Before very long they were level with the summit and still rising. Ricasso adjusted the firesap burner to level their flight. If Spearpoint 2 resembled a wine glass with the cup snapped off, they were now at approximately the point in the narrowing stem where the break had occurred. It was close to half a league across, Quillon estimated. The edges were jagged, like the serrated wall of a circular crater. He had felt nothing resembling vertigo until this point, but as the balloon sped towards the summit, the feeling began to reassert itself. He was able to look all the way down the rising structure, to the point where it emerged from the ground. He was tiny and it was huge, and the balloon wouldn’t leave so much as a scratch if the winds changed and dashed them against that imperturbable black wall.
And then, suddenly, they were above the summit. Quillon wasn’t quite sure what he had been expecting until that moment. It had never occurred to him that Spearpoint might be hollow, but if this broken twin was any indication it was, and the thickness of the walls was no more than a twentieth of the diameter of the broken stem. The sun could not have reached more than a league or so down the shaft, but from what they could see, it was both perfectly smooth and of perfectly constant diameter. He had the ominous sense of looking down a rifle-barrel.
‘That void-crosser we saw,’ Ricasso said, ‘would easily have fitted inside that shaft, don’t you think?’
‘I suppose.’
Ricasso was busy working the cable-release for the underbelly camera.
‘Spearpoint’s diameter decreases from the base, but - and you’ll have to take my word on this - it’s never less than one-eighth of a league across.
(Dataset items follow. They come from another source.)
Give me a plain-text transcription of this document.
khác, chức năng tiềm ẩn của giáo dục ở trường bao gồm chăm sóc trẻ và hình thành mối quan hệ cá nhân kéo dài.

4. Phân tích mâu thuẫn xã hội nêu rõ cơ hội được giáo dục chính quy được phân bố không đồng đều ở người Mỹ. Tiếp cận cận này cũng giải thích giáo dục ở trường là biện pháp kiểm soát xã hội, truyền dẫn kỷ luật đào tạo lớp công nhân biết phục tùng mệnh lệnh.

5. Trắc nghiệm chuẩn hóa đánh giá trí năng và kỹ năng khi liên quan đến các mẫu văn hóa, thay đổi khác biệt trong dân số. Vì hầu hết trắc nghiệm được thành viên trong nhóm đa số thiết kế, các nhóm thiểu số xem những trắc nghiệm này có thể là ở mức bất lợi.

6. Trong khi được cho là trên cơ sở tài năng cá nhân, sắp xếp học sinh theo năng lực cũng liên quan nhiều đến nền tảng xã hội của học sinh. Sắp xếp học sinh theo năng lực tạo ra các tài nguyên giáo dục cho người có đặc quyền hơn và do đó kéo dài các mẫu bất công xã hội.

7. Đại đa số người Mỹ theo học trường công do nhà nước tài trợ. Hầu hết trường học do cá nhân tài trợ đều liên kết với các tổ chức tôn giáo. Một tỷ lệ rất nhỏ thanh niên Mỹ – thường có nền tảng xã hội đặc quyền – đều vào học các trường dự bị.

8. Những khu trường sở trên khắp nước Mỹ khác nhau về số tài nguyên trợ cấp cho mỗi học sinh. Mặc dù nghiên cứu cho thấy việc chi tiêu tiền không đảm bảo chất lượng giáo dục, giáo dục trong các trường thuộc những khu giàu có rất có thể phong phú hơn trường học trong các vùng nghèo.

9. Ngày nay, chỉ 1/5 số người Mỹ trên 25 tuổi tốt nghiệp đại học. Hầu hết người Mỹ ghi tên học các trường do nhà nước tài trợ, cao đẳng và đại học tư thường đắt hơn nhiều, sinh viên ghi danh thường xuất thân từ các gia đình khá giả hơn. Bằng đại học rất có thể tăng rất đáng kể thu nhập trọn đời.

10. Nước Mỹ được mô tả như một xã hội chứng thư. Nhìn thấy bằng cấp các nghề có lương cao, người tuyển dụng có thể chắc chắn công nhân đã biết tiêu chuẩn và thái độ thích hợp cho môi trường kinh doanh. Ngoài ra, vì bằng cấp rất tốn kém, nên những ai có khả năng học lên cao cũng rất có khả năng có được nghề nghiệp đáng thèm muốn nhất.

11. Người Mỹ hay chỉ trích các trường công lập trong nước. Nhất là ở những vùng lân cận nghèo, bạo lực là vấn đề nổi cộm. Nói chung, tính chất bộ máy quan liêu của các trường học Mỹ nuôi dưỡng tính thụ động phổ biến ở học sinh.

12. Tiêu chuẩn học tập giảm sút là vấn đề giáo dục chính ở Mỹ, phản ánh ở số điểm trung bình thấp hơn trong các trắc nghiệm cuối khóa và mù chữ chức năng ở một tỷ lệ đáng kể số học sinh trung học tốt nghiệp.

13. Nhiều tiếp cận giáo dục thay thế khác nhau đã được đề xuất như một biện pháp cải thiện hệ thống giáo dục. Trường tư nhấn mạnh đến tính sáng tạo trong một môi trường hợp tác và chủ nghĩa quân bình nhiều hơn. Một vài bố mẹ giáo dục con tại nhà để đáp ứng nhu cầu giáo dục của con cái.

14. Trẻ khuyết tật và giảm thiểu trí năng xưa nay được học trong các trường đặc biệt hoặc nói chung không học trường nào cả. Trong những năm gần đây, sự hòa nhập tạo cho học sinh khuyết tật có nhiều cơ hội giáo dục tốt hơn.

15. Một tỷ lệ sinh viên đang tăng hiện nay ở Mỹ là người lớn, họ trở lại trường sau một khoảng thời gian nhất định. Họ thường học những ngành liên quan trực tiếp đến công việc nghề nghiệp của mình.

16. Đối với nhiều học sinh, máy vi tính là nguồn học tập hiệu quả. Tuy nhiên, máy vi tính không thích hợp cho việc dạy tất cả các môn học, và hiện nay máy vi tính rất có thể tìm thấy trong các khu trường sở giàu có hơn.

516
From the Celestial Levels upwards, it doesn’t get much narrower. A ship could travel all the way up, until it reached vacuum. Actually, it wouldn’t necessarily be a question of
reaching
vacuum; if the shaft pushed sufficiently far above the atmosphere, it could hold vacuum all the way down to the surface of the Earth. That ship was probably never meant to travel in air at all. It was a ship of space, a creature of the true void.’
‘Why?’ Quillon asked.
‘Why what?’
‘If it’s so much trouble, why bring a ship like that down to the ground at all? It seems a lot of effort, building something like Spearpoint - or Spearpoint Two, for that matter - just to bring a ship the last few leagues.’
‘Perhaps that’s the way they wanted to do things.’ But even as Ricasso spoke, Quillon heard the dissatisfaction with the glibness of his own explanation. ‘No, perhaps not. Wait a moment, Doctor. There’s still something else we can do.’ He leaned over to grab one of the instrument controls. ‘Flare drop. It’s meant for illuminating the ground in darkness, if you’re looking for somewhere to put down.’
They were still over the open mouth of Spearpoint, albeit much nearer to the far edge now.
‘Do it,’ Quillon said.
Ricasso tugged at the lever and a mechanism made a reassuring solid
clunk
somewhere under their feet. The flare, presumably, had just detached itself from the base of the pod. Quillon couldn’t see it at first, but as they travelled on, and the flare fell further below, it came into view. It was an incandescent blob under a tiny parachute.
They watched it fall into shadow, whereupon it began to illuminate the hitherto unseen part of the shaft. Alas, the wind was pushing the balloon too quickly for them to watch the flare as it travelled all the way down. It had barely reached halfway to the ground when the balloon’s motion took it over the edge, and the shaft was no longer visible.